The linking of symphysiotomy to Catholicism has been a common trope since Dr Jacqueline Morrissey, author of a doctoral thesis entitled An examination of the relationship between the Catholic Church and the medical profession in Ireland, first introduced the notion of symphysiotomy to the readers of The Irish Times in September 1999.

Such claims were rejected just weeks later by the then Master of the National Maternity Hospital, Dr Peter Boylan, and Tony Farmer, author of Holles Street 1894-1995, when they wrote to say that Dr Morrissey’s analysis was less complex than the reality.

“The introduction of symphysiotomy was driven not by Catholic teaching but by the medical risks associated with repeated Caesareans,” the two wrote, explaining that doctors of the past had serious concerns about maternal mortality, and that insofar as Catholic teaching factored into doctors’ decisions, “Doctors surely have a duty of care to respect their patients’ beliefs and the population served by Holles Street and the Coombe was largely comprised of working-class Catholic mothers.”

Vatican dogma

Judge Harding Clark’s analysis similarly rejects Dr Morrissey’s thesis, noting among other things that “it seems unlikely that the obstetricians at the Rotunda or the Erinville, both non-Catholic institutions, were motivated by Vatican dogma”.

In commenting on the report last week, Dr Boylan said on RTÉ’s Today with Sean O’Rourke that attempts to cast those doctors who performed symphysiotomies as religious zealots are fundamentally unfair, describing this as “an outrageous allegation to make against professional doctors who were doing their best in very difficult times”.

Explaining that medical advances mean that “procedures come and go”, Dr Boylan said that symphysiotomy was a legitimate practice in its day, adding that it is still an approved technique sometimes used even now in situations when a baby’s head or shoulders are stuck in childbirth. Describing these as “life-saving procedures”, he said “there has been a vast amount of misinformation about this procedure which has done the women a grave disservice”.

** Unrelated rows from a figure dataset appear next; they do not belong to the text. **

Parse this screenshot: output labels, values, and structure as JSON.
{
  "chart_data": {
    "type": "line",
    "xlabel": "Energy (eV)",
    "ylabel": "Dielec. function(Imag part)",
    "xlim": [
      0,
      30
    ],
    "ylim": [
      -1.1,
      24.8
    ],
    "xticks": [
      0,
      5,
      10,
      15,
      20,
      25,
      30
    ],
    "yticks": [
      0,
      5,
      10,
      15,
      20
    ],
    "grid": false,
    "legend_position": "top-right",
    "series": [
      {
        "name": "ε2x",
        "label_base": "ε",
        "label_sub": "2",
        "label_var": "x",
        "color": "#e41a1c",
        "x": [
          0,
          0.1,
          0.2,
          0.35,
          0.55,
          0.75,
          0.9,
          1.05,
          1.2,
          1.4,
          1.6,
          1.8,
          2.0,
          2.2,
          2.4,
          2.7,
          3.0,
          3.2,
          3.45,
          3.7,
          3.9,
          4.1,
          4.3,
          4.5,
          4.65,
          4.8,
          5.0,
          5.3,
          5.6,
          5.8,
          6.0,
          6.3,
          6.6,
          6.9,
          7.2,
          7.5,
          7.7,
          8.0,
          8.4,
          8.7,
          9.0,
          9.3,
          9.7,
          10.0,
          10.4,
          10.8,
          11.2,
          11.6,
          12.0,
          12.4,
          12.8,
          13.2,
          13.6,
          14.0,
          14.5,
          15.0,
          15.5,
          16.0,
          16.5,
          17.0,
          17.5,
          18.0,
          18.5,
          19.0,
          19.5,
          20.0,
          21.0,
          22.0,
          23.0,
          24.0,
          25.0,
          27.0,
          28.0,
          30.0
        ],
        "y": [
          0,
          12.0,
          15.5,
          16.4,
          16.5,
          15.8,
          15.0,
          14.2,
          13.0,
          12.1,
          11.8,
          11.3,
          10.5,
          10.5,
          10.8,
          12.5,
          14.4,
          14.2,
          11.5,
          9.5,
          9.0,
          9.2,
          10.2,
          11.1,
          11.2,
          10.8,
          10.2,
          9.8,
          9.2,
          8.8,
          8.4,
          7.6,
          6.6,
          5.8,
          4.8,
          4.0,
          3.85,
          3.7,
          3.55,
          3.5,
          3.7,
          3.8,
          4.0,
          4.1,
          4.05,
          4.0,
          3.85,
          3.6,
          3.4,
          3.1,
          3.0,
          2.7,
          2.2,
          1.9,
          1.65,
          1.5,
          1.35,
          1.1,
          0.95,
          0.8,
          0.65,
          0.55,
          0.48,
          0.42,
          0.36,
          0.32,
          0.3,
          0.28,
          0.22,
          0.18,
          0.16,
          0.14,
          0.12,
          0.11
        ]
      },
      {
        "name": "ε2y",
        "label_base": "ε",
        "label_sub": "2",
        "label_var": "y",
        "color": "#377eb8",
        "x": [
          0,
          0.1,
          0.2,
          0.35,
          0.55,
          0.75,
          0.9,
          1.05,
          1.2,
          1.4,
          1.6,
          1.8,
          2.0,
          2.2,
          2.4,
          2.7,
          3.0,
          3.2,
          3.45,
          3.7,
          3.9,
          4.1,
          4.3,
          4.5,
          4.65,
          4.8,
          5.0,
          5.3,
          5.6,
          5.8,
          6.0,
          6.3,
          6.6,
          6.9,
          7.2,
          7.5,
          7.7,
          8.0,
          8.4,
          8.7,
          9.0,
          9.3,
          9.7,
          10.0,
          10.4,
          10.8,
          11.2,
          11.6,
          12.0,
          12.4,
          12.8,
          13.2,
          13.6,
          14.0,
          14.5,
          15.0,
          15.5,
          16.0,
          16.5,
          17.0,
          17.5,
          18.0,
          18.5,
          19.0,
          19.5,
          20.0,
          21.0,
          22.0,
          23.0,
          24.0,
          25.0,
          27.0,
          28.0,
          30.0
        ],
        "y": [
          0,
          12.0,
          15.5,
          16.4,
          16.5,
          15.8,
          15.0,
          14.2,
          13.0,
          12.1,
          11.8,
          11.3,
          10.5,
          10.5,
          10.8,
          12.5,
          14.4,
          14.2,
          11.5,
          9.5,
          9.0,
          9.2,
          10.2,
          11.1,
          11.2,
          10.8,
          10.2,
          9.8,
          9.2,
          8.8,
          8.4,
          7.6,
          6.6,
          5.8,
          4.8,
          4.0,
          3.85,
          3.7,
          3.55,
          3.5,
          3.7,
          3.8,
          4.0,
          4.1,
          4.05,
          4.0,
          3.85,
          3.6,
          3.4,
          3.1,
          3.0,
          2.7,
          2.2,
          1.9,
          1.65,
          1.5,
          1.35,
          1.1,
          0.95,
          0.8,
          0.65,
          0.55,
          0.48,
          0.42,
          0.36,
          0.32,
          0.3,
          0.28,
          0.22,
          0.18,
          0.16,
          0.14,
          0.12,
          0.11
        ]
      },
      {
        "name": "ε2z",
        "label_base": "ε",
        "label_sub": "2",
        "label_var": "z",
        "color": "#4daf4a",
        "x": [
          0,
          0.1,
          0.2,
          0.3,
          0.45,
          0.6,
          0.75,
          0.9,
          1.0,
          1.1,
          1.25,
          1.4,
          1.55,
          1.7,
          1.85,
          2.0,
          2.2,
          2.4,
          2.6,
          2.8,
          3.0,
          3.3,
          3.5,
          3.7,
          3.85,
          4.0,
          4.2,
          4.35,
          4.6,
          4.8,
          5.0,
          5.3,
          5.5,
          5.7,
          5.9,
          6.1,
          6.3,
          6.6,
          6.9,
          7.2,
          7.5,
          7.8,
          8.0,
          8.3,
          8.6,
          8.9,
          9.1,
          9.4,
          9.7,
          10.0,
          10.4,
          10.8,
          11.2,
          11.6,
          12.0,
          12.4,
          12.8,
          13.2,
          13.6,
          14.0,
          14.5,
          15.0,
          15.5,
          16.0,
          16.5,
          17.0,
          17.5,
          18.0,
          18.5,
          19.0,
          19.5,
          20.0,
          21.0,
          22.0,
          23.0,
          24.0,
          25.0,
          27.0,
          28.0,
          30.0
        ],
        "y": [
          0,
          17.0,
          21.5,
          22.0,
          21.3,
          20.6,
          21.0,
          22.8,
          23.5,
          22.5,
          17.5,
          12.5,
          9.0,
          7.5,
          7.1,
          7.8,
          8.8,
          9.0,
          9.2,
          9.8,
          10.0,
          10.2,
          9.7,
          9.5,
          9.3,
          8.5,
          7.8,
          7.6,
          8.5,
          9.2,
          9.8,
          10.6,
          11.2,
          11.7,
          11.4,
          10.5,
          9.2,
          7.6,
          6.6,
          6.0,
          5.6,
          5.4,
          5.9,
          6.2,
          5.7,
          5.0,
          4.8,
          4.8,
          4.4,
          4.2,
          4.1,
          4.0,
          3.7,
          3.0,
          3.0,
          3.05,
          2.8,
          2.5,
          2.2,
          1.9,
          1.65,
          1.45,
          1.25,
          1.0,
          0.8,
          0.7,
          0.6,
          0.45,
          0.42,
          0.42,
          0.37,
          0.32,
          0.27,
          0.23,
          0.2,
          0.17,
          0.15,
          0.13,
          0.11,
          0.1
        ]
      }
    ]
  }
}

As far as Dr Boylan was concerned, the “real scandal” of the symphysiotomy saga is how many women had been wrongly led to believe their problems – probably due to the toll of pregnancy itself – were due to having had symphysiotomies. “That’s one of the saddest things about this whole episode,” he said.

In this he echoed Judge Harding Clark, who observed in her report, “I must confess to a feeling of great sadness for those applicants who somehow believed that they were victims who had survived symphysiotomy only to learn that they were mistaken and that their recollections were based on error.

“Elderly women should not have to face such emotional turmoil,” she continued, “I have no doubt that some of them have spent good money presenting their claims which cannot be recouped. Those who have been active in representing themselves as victims to the media must now retrace their lives and must be understandably upset.”